Maverick’s former rival Iceman (Val Kilmer), a retired admiral, has convinced the commanders that Maverick is the best guy to prepare pilots for a top-secret mission — the destruction of a uranium enrichment plant in some snow-covered mountainous region. Fighter jocks need to swoop in, detonate and get the fuck out before enemy missiles and dogfights ensue. You know what’s around the corner.
Remember Luke Skywalker‘s big Death Star challenge at the climax of StarWars: A New Hope? Portions of that classic action sequence are recalled here. Oh, and also like Star Wars, the enemy has no face, only a dark gray helmet…no nationality or ethnicity.

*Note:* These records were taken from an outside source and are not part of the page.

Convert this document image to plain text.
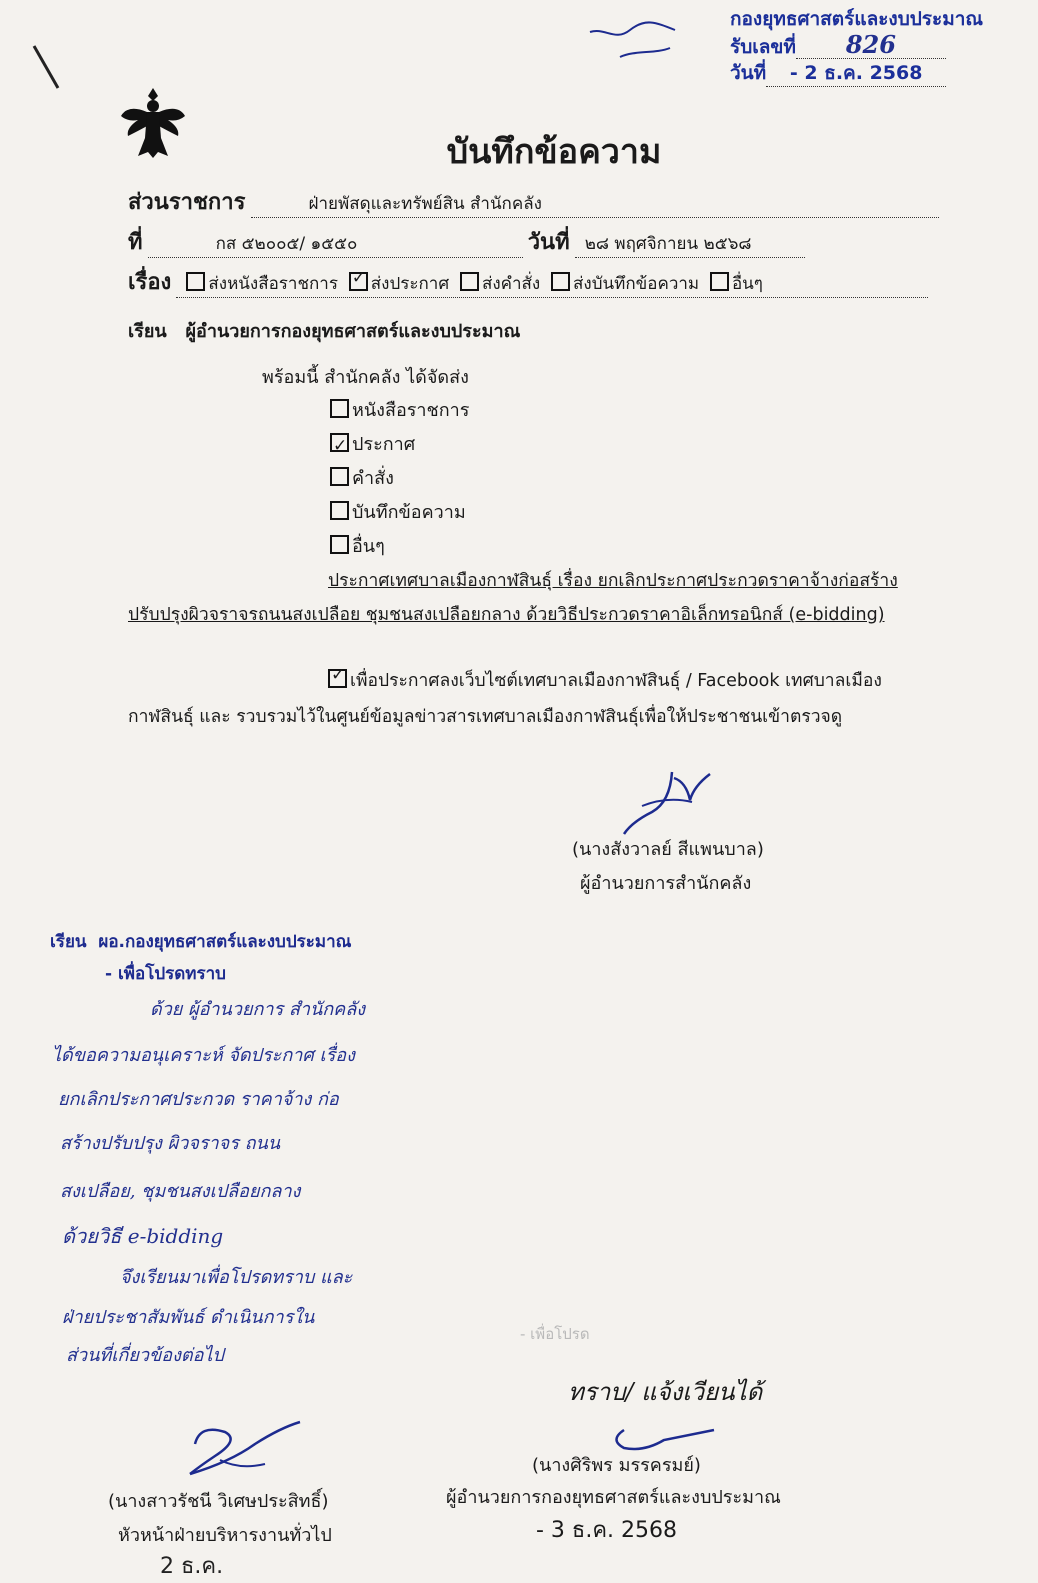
กองยุทธศาสตร์และงบประมาณ
รับเลขที่ 826
วันที่ - 2 ธ.ค. 2568
บันทึกข้อความ
ส่วนราชการ	ฝ่ายพัสดุและทรัพย์สิน สำนักคลัง
ที่	กส ๕๒๐๐๕/ ๑๕๕๐	วันที่ ๒๘ พฤศจิกายน ๒๕๖๘
เรื่อง ส่งหนังสือราชการ  ✓ ส่งประกาศ ส่งคำสั่ง ส่งบันทึกข้อความ อื่นๆ
เรียน ผู้อำนวยการกองยุทธศาสตร์และงบประมาณ
พร้อมนี้ สำนักคลัง ได้จัดส่ง
หนังสือราชการ
✓ประกาศ
คำสั่ง
บันทึกข้อความ
อื่นๆ
ประกาศเทศบาลเมืองกาฬสินธุ์ เรื่อง ยกเลิกประกาศประกวดราคาจ้างก่อสร้าง
ปรับปรุงผิวจราจรถนนสงเปลือย ชุมชนสงเปลือยกลาง ด้วยวิธีประกวดราคาอิเล็กทรอนิกส์ (e-bidding)
✓เพื่อประกาศลงเว็บไซต์เทศบาลเมืองกาฬสินธุ์ / Facebook เทศบาลเมือง
กาฬสินธุ์ และ รวบรวมไว้ในศูนย์ข้อมูลข่าวสารเทศบาลเมืองกาฬสินธุ์เพื่อให้ประชาชนเข้าตรวจดู
(นางสังวาลย์ สีแพนบาล)
ผู้อำนวยการสำนักคลัง
เรียน ผอ.กองยุทธศาสตร์และงบประมาณ
- เพื่อโปรดทราบ
ด้วย ผู้อำนวยการ สำนักคลัง
ได้ขอความอนุเคราะห์ จัดประกาศ เรื่อง
ยกเลิกประกาศประกวด ราคาจ้าง ก่อ
สร้างปรับปรุง ผิวจราจร ถนน
สงเปลือย, ชุมชนสงเปลือยกลาง
ด้วยวิธี e-bidding
จึงเรียนมาเพื่อโปรดทราบ และ
ฝ่ายประชาสัมพันธ์ ดำเนินการใน
ส่วนที่เกี่ยวข้องต่อไป
(นางสาวรัชนี วิเศษประสิทธิ์)
หัวหน้าฝ่ายบริหารงานทั่วไป
2 ธ.ค.
- เพื่อโปรด
ทราบ/ แจ้งเวียนได้
(นางศิริพร มรรครมย์)
ผู้อำนวยการกองยุทธศาสตร์และงบประมาณ
- 3 ธ.ค. 2568
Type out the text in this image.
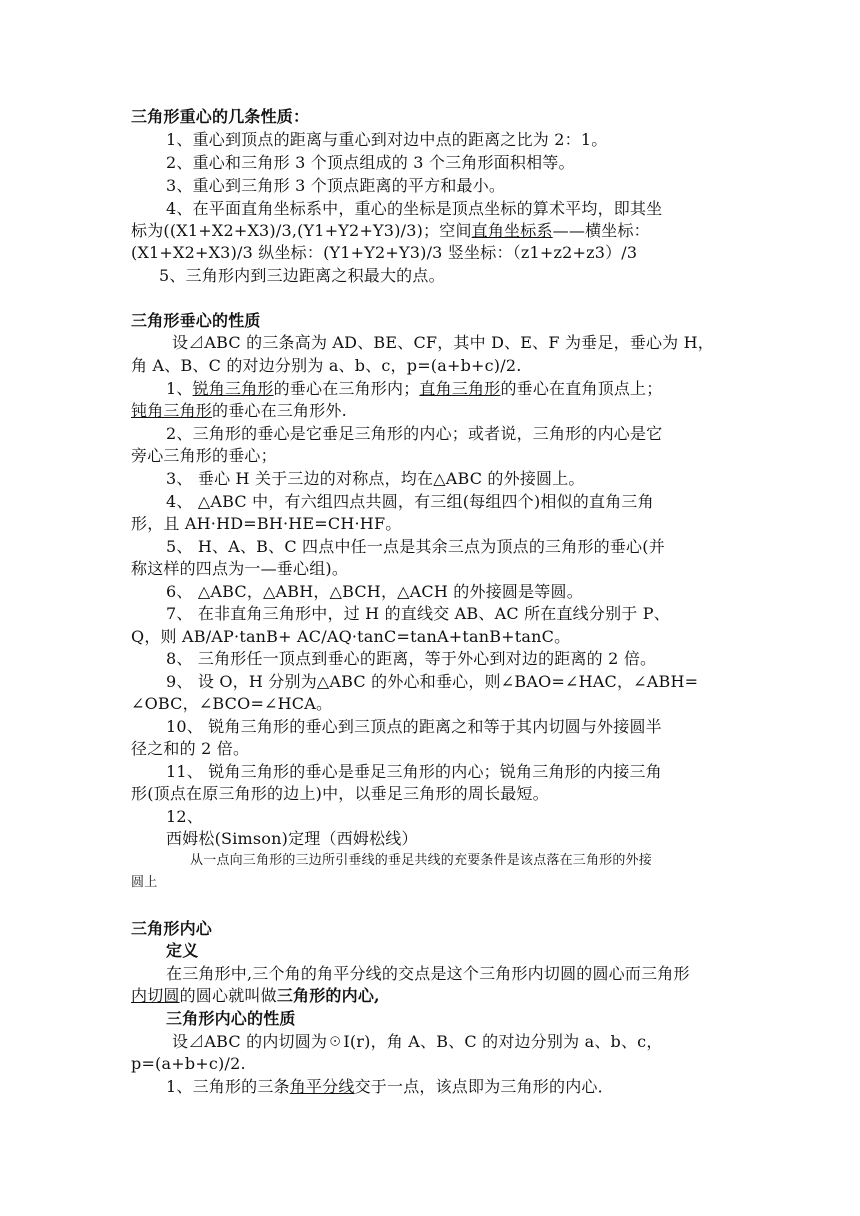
三角形重心的几条性质：
1、重心到顶点的距离与重心到对边中点的距离之比为 2：1。
2、重心和三角形 3 个顶点组成的 3 个三角形面积相等。
3、重心到三角形 3 个顶点距离的平方和最小。
4、在平面直角坐标系中，重心的坐标是顶点坐标的算术平均，即其坐
标为((X1+X2+X3)/3,(Y1+Y2+Y3)/3)；空间直角坐标系——横坐标：
(X1+X2+X3)/3 纵坐标：(Y1+Y2+Y3)/3 竖坐标：（z1+z2+z3）/3
5、三角形内到三边距离之积最大的点。
三角形垂心的性质
设⊿ABC 的三条高为 AD、BE、CF，其中 D、E、F 为垂足，垂心为 H，
角 A、B、C 的对边分别为 a、b、c，p=(a+b+c)/2.
1、锐角三角形的垂心在三角形内；直角三角形的垂心在直角顶点上；
钝角三角形的垂心在三角形外.
2、三角形的垂心是它垂足三角形的内心；或者说，三角形的内心是它
旁心三角形的垂心；
3、 垂心 H 关于三边的对称点，均在△ABC 的外接圆上。
4、 △ABC 中，有六组四点共圆，有三组(每组四个)相似的直角三角
形，且 AH·HD=BH·HE=CH·HF。
5、 H、A、B、C 四点中任一点是其余三点为顶点的三角形的垂心(并
称这样的四点为一—垂心组)。
6、 △ABC，△ABH，△BCH，△ACH 的外接圆是等圆。
7、 在非直角三角形中，过 H 的直线交 AB、AC 所在直线分别于 P、
Q，则 AB/AP·tanB+ AC/AQ·tanC=tanA+tanB+tanC。
8、 三角形任一顶点到垂心的距离，等于外心到对边的距离的 2 倍。
9、 设 O，H 分别为△ABC 的外心和垂心，则∠BAO=∠HAC，∠ABH=
∠OBC，∠BCO=∠HCA。
10、 锐角三角形的垂心到三顶点的距离之和等于其内切圆与外接圆半
径之和的 2 倍。
11、 锐角三角形的垂心是垂足三角形的内心；锐角三角形的内接三角
形(顶点在原三角形的边上)中，以垂足三角形的周长最短。
12、
西姆松(Simson)定理（西姆松线）
从一点向三角形的三边所引垂线的垂足共线的充要条件是该点落在三角形的外接
圆上
三角形内心
定义
在三角形中,三个角的角平分线的交点是这个三角形内切圆的圆心而三角形
内切圆的圆心就叫做三角形的内心,
三角形内心的性质
设⊿ABC 的内切圆为☉I(r)，角 A、B、C 的对边分别为 a、b、c，
p=(a+b+c)/2.
1、三角形的三条角平分线交于一点，该点即为三角形的内心．
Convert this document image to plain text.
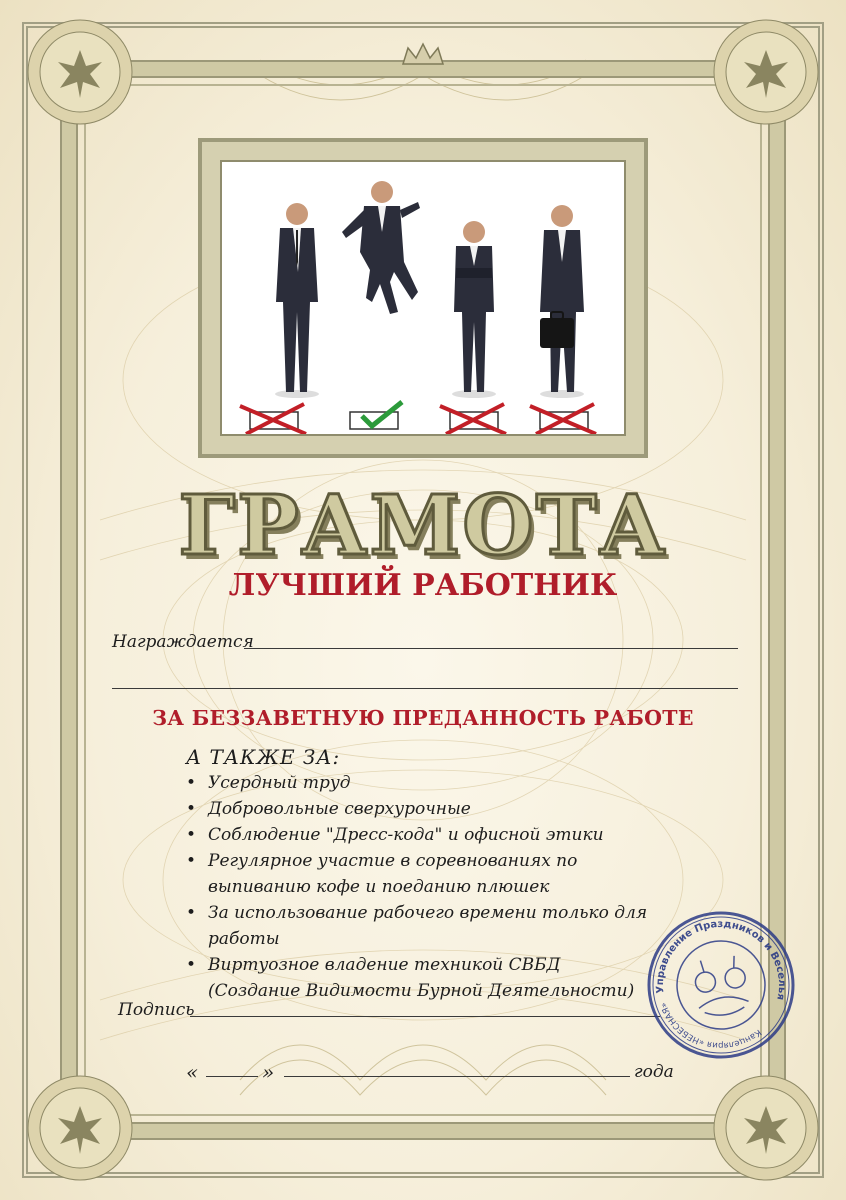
ГРАМОТА
ЛУЧШИЙ РАБОТНИК
Награждается
ЗА БЕЗЗАВЕТНУЮ ПРЕДАННОСТЬ РАБОТЕ
А ТАКЖЕ ЗА:
• Усердный труд
• Добровольные сверхурочные
• Соблюдение "Дресс-кода" и офисной этики
• Регулярное участие в соревнованиях по выпиванию кофе и поеданию плюшек
• За использование рабочего времени только для работы
• Виртуозное владение техникой СВБД (Создание Видимости Бурной Деятельности)
Подпись
«	»	года
Управление Праздников и Веселья
Канцелярия «НЕБЕСНАЯ»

There’s a moment near the end of Top Gun: Maverick when it seems as if the finale of another film about fighter jocks — Mark Robson‘s The Bridges at Toko-Ri (’54) — is being replayed. You’ll recall that it ends with William Holden and Mickey Rooney huddling in a muddy ditch and being killed by North Korean troops. If only the Kosinski-Cruise-Bruckheimer film had gone the distance in this respect.
But the absence of even a shred of wokeness is wonderful. Remember that it’s locked into a mid ‘80s mindset to start with, and that it was written and filmed before the woke thing kicked in bigtime.